Czech resistance fighter and Nazi collaborator (1911-1947)

Karel Čurda (10 October 1911 – 29 April 1947) was a Czech resistance fighter who later became a Nazi collaborator during World War II. He informed on the assassins of Reinhard Heydrich, who were later all cornered and killed.

==Wartime activities==
A soldier of the Czechoslovak Army in exile, Čurda was parachuted into the protectorate in 1942 as a member of the sabotage group Out Distance. Later that year, he betrayed the Czechoslovak army agents responsible for the assassination of top Nazi official Reinhard Heydrich in Prague. His reward was 10 million Kronen or 1 million Reichsmarks and a new identity, "Karl Jerhot." He married a German woman and spent the rest of the war as a Gestapo collaborator.

==Execution==
After the war, Čurda was tracked down and arrested. When asked in court how he could betray his comrades, he reportedly answered, "I think you would have done the same for 1 million marks." He was found guilty of treason and hanged on 29 April 1947 at Pankrác Prison, alongside fellow collaborator Viliam Gerik.

==Alternative theory==
Modern Czech historian Jiří Plachý gave a different account of his personality and motives.
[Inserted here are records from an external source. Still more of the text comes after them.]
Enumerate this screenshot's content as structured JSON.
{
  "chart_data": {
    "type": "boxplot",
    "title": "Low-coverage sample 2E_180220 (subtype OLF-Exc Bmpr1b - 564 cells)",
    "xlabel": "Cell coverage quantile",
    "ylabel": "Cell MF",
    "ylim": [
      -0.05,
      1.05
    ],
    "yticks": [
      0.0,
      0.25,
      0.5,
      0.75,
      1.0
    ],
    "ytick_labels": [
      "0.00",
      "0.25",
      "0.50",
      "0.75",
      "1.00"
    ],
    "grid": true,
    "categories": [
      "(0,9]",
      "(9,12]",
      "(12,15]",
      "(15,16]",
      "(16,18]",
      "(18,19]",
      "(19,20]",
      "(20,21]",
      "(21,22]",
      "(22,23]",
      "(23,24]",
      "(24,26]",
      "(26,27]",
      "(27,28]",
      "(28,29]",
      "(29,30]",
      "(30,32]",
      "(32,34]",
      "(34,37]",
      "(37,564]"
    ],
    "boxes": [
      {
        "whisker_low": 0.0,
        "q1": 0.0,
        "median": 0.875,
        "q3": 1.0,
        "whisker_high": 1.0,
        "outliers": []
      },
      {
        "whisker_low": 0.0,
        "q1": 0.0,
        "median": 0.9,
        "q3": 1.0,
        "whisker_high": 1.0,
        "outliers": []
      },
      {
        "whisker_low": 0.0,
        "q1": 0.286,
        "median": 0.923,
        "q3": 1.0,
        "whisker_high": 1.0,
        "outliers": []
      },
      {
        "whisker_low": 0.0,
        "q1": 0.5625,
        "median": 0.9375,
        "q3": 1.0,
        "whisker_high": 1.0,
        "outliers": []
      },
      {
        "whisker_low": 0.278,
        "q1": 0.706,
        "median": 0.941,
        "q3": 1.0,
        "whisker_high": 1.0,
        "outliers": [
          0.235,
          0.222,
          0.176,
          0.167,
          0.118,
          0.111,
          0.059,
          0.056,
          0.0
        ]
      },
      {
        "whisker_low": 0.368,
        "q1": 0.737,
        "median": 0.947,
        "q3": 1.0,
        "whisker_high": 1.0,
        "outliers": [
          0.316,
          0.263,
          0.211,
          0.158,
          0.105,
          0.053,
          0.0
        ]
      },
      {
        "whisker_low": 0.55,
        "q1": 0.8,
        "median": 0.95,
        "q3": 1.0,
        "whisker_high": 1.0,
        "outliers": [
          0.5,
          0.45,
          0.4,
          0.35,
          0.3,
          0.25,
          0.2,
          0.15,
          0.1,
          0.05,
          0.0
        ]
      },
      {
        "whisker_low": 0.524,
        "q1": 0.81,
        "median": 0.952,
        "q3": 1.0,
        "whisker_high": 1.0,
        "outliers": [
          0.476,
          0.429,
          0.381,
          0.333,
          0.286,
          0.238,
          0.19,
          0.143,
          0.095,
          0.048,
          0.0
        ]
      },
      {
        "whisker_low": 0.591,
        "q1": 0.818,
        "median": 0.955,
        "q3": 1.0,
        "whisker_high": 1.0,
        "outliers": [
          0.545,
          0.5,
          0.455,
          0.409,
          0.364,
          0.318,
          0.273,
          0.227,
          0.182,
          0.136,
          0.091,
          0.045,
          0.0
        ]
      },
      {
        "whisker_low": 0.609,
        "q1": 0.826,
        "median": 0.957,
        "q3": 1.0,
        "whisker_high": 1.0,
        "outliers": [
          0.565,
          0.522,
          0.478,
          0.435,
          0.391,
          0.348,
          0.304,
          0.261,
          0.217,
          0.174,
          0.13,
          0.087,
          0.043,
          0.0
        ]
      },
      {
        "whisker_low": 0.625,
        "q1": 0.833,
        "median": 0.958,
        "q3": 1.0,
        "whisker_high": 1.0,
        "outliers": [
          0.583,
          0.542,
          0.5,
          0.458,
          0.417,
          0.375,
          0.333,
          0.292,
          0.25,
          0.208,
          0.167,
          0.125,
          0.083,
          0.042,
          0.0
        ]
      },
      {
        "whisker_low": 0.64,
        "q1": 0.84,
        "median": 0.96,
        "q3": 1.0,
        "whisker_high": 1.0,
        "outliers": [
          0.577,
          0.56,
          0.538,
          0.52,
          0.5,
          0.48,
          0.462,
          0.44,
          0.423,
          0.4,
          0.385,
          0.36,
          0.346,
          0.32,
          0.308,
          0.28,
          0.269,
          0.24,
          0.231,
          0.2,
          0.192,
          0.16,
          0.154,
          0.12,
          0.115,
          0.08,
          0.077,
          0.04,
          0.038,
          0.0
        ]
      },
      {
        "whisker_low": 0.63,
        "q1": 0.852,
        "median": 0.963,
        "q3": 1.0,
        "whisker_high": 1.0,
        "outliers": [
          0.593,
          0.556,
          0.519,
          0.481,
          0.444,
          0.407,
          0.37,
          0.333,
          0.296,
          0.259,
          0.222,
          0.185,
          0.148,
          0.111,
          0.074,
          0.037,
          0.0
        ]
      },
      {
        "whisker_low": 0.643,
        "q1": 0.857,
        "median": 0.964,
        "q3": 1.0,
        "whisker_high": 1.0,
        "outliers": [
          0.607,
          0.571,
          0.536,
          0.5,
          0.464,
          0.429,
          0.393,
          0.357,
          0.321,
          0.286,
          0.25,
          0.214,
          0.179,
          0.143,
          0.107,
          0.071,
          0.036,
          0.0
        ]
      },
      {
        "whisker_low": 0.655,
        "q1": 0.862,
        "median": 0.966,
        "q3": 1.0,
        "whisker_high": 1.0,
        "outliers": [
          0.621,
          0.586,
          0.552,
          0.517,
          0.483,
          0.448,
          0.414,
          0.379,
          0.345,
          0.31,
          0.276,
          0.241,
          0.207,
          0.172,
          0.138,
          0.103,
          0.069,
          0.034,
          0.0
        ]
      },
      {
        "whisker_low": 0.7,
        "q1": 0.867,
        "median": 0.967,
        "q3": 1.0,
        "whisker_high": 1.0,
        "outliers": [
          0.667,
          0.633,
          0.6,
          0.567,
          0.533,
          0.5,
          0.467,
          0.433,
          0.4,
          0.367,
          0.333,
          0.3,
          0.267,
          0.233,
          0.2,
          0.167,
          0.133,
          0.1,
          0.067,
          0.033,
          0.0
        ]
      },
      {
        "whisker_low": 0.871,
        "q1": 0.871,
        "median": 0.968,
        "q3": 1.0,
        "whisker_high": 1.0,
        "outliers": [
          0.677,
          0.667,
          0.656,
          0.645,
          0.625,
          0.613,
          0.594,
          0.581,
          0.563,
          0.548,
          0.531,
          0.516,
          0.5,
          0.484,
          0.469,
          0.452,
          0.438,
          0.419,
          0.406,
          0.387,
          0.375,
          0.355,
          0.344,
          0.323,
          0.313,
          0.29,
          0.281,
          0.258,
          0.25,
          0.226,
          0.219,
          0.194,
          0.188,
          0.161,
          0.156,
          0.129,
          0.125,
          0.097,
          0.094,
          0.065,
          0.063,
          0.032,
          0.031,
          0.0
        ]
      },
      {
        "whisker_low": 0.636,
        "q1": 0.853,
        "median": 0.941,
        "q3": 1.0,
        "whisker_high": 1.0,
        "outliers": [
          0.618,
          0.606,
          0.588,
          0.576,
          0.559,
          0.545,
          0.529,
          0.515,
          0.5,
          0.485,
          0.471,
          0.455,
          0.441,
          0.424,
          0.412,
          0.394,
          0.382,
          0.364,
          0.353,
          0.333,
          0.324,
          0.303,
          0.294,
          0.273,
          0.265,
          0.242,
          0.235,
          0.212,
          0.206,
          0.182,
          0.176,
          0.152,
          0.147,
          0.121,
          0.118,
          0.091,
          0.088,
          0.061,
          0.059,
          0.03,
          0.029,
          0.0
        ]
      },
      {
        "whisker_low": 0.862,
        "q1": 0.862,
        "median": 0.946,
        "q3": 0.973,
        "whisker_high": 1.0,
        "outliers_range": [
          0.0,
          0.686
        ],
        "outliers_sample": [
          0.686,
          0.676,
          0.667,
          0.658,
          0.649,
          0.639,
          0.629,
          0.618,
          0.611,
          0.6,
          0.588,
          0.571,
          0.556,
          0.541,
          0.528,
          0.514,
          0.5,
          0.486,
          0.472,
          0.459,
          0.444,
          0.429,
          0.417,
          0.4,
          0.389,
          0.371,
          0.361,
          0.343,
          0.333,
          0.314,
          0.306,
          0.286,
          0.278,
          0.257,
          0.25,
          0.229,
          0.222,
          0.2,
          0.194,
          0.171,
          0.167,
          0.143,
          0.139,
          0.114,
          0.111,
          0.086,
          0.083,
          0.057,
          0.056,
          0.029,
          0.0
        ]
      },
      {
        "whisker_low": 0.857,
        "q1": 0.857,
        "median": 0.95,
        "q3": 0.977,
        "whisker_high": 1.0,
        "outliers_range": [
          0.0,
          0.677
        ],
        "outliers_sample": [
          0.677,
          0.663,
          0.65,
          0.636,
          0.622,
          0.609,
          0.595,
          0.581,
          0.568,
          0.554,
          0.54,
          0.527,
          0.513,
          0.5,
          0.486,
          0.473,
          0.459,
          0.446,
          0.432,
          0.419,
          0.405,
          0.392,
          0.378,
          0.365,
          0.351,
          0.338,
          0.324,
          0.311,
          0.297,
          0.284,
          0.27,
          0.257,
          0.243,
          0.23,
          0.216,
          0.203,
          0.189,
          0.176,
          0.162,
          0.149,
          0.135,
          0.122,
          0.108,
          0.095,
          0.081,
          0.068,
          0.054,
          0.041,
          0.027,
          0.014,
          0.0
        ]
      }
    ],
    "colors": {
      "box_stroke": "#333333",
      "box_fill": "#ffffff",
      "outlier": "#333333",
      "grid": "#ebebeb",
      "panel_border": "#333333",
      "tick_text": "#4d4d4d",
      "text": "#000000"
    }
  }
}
According to research, Čurda stayed with his family in South Bohemia in the immediate aftermath of the assassination. That put him under huge pressure as he knew the Nazis could wipe out his whole family or village, just as they had wiped out Lidice and Ležáky. It is posited that this was the key factor in his actions.

==Fictional depictions==
In the film Operation Daybreak (1975), Čurda is portrayed by Martin Shaw. In Anthropoid (2016), he was portrayed by Jiří Šimek. In The Man with the Iron Heart (2017), he was portrayed by Adam Nagaitis.